Mais ne vous inquiétez pas je me suis dirigée dans la vente et maintenant je suis conseillère de la vente dans une marque de prêt à porter et je le vis assez bien malgré les médicaments tous les soirs, la vie n’est pas rose.

Chaque personne épileptique peut être sensible à différents facteurs. Les facteurs qui peuvent favoriser les crises d’épilepsie (ou les absences) sont nombreux : le stress, l’angoisse, les reflets bleus des écrans (télé, ordinateurs, téléphone), la fatigue. Je sais que j’ai beaucoup affecté ma petite soeur et mes parents.

Socialement : 

Il faut surmonter des détails comme le fait de ne pas avoir de permis de conduire
(ce qui m’a conduit à une tentative de suicide, cette interdiction pour moi  à été un choc, une punition car on brisait mon rêve de liberté) : ne pas aller en boîte, ne pas boire d’alcool, enfin, des choses que font les jeunes de mon âge …
Mais après tout,  je m’amuse très bien sans boire ! Et puis pour le permis il y a les transports en communs !

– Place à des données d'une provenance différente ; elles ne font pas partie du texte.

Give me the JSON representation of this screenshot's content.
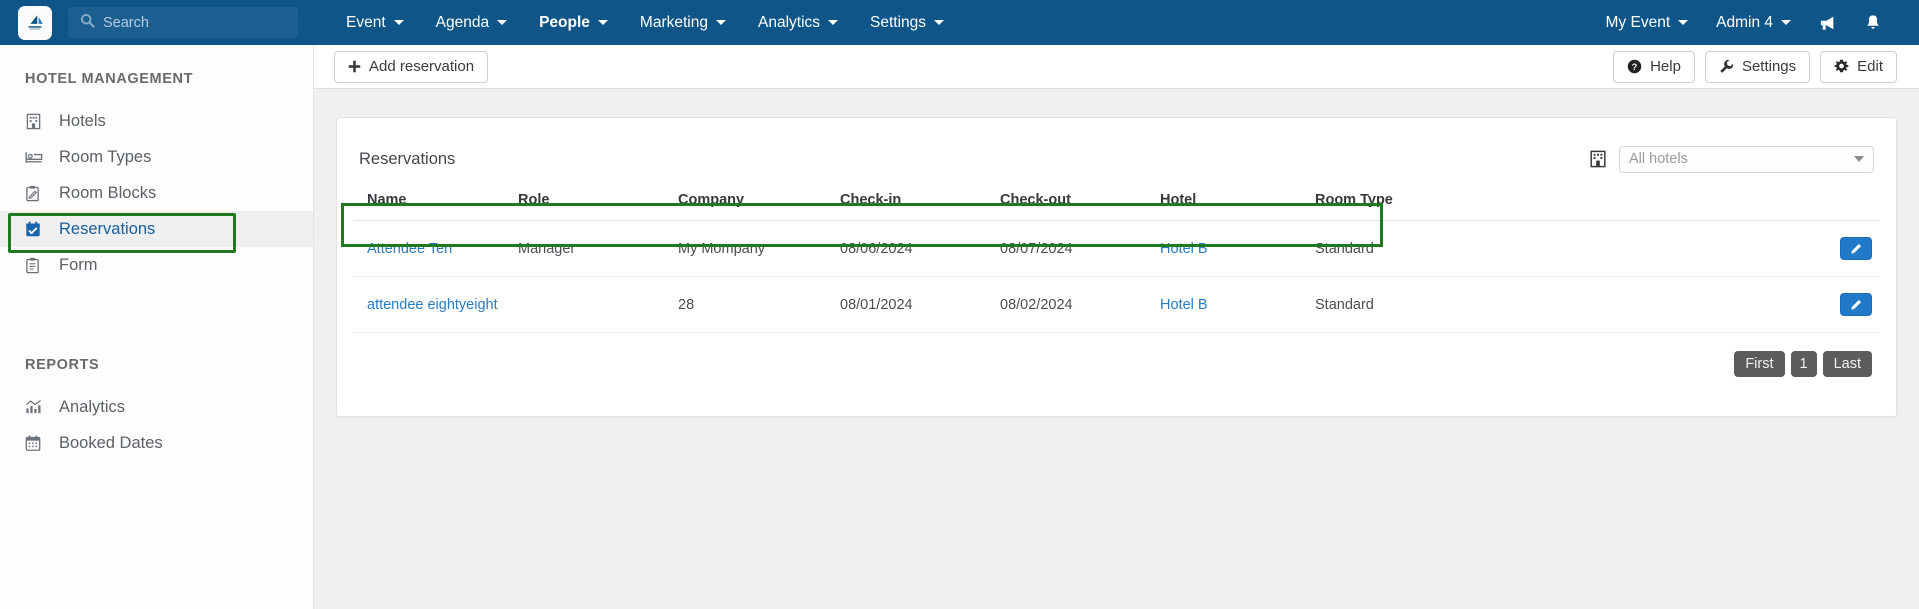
{
  "topnav": {
    "logo_icon": "sail-boat-logo",
    "search": {
      "placeholder": "Search",
      "value": ""
    },
    "items": [
      {
        "label": "Event",
        "active": false
      },
      {
        "label": "Agenda",
        "active": false
      },
      {
        "label": "People",
        "active": true
      },
      {
        "label": "Marketing",
        "active": false
      },
      {
        "label": "Analytics",
        "active": false
      },
      {
        "label": "Settings",
        "active": false
      }
    ],
    "event_menu": "My Event",
    "admin_menu": "Admin 4",
    "announcement_icon": "megaphone-icon",
    "notification_icon": "bell-icon",
    "background": "#0f5587"
  },
  "sidebar": {
    "heading": "HOTEL MANAGEMENT",
    "items": [
      {
        "label": "Hotels",
        "icon": "hotel-building-icon",
        "selected": false
      },
      {
        "label": "Room Types",
        "icon": "bed-icon",
        "selected": false
      },
      {
        "label": "Room Blocks",
        "icon": "clipboard-pencil-icon",
        "selected": false
      },
      {
        "label": "Reservations",
        "icon": "calendar-check-icon",
        "selected": true
      },
      {
        "label": "Form",
        "icon": "clipboard-icon",
        "selected": false
      }
    ],
    "reports_heading": "REPORTS",
    "reports": [
      {
        "label": "Analytics",
        "icon": "bar-chart-icon"
      },
      {
        "label": "Booked Dates",
        "icon": "calendar-icon"
      }
    ]
  },
  "toolbar": {
    "add_label": "Add reservation",
    "add_icon": "plus-icon",
    "help_label": "Help",
    "help_icon": "question-circle-icon",
    "settings_label": "Settings",
    "settings_icon": "wrench-icon",
    "edit_label": "Edit",
    "edit_icon": "gear-icon"
  },
  "card": {
    "title": "Reservations",
    "hotel_filter_icon": "hotel-building-icon",
    "hotel_filter_value": "All hotels",
    "columns": [
      "Name",
      "Role",
      "Company",
      "Check-in",
      "Check-out",
      "Hotel",
      "Room Type"
    ],
    "rows": [
      {
        "name": "Attendee Ten",
        "role": "Manager",
        "company": "My Mompany",
        "checkin": "08/06/2024",
        "checkout": "08/07/2024",
        "hotel": "Hotel B",
        "room_type": "Standard",
        "edit_icon": "pencil-icon"
      },
      {
        "name": "attendee eightyeight",
        "role": "",
        "company": "28",
        "checkin": "08/01/2024",
        "checkout": "08/02/2024",
        "hotel": "Hotel B",
        "room_type": "Standard",
        "edit_icon": "pencil-icon"
      }
    ],
    "pagination": {
      "first": "First",
      "current": "1",
      "last": "Last"
    }
  },
  "annotations": {
    "highlight_color": "#1f7a1f",
    "targets": [
      "sidebar-item-reservations",
      "table-header-row"
    ]
  }
}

En parler aux garçons ce n’est pas facile non plus…Avant de rencontrer mon copain avec qui je suis depuis un an et demi, on me proposait de sortir le soir ou de boire en soirée, seulement je refusais et eux me rejetaient ou on me disaient que : « il était difficile de s’attacher à moi ». A force, on s’y habitue de ces remarques. On apprend à se battre contre ces remarques.

Je me souviens quand j’étais en BTS, j’ai du faire une dissertation sur l’insertion des personnes atteintes d’un handicap ou d’une ALD dans la société, j’ai mis tout mon passé dedans et au final ma professeur m’a dit : « Manon sur quel site avez vous plagié ? Il me faudrait vos sources « . Moi très touchée : « Madame c’est ma vie »

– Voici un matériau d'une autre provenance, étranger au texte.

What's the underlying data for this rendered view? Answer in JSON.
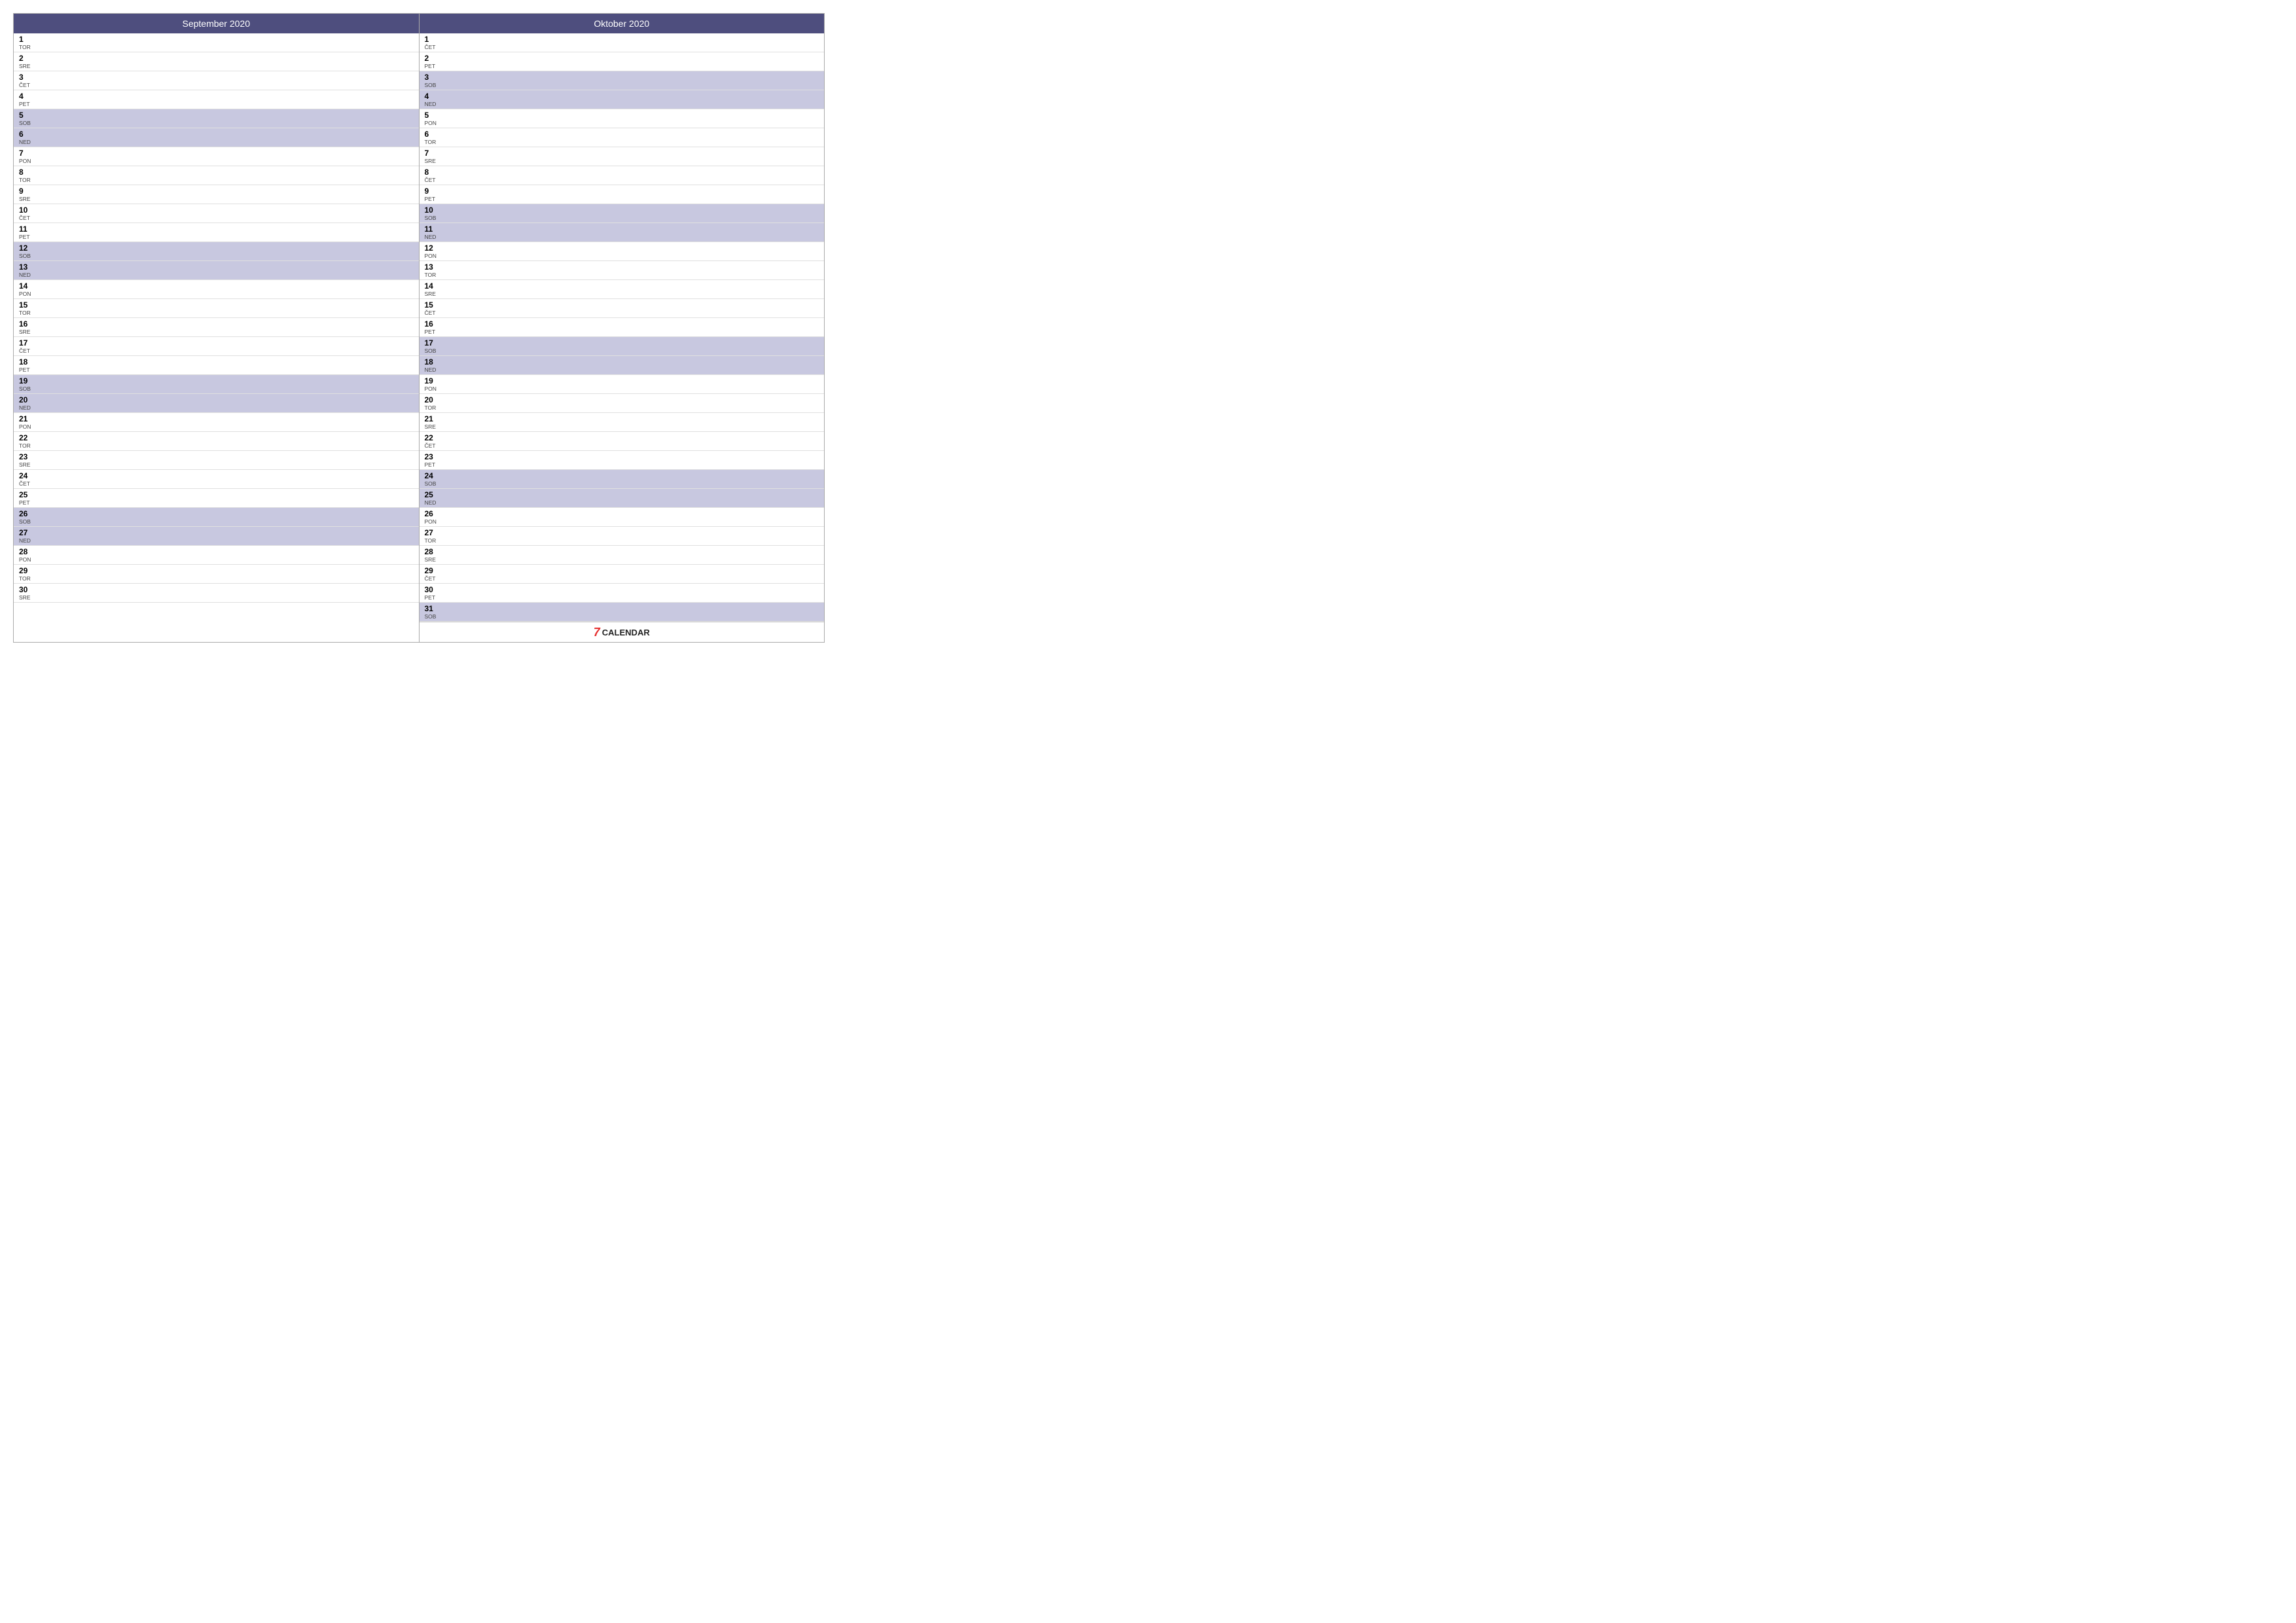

On ne parle pas assez de l’épilepsie cela fait trop peur aux personnes car elles nous associent à des « fous » alors que c’est complètement faux ! Beaucoup de personnes sont touchées (connues ou anonymes comme Albert Einstein……)  et on le vit plutôt pas mal. Nos proches sont très affectés par cette maladie.

Au lieu de fuir si vous voyez une personne en train de faire une crise :

– Appelez les pompiers directement et surtout ne lui tenez pas la langue c’est dangereux pour vous et pour la personne.

– Mettez lui un bout de ceinture en cuir dans la bouche pour éviter que la personne n’avale sa langue en attendant les pompiers et sécuriser la zone autour de la personne.

Mon message serait d’arrêter de juger les personnes épileptiques car chacun peut faire une crise un jour ou l’autre. Nous ne sommes jamais à l’abri, après cela ne veut pas dire qu’on est épileptique à vie.

La vie ne tient qu’à un fil et lorsque l’on frôle les anges (non je n’arrive pas à dire le mot), nous sommes forcés de garder le sourire tout le temps même lorsque nous sommes à l’hôpital.

En rédigent le témoignage de Manon, j’ai discuté avec une amie proche qui a déjà fait une crise d’épilepsie, sans qu’elle n’ait besoin d’un traitement. Tout le monde peut potentiellement faire une crise d’épilepsie.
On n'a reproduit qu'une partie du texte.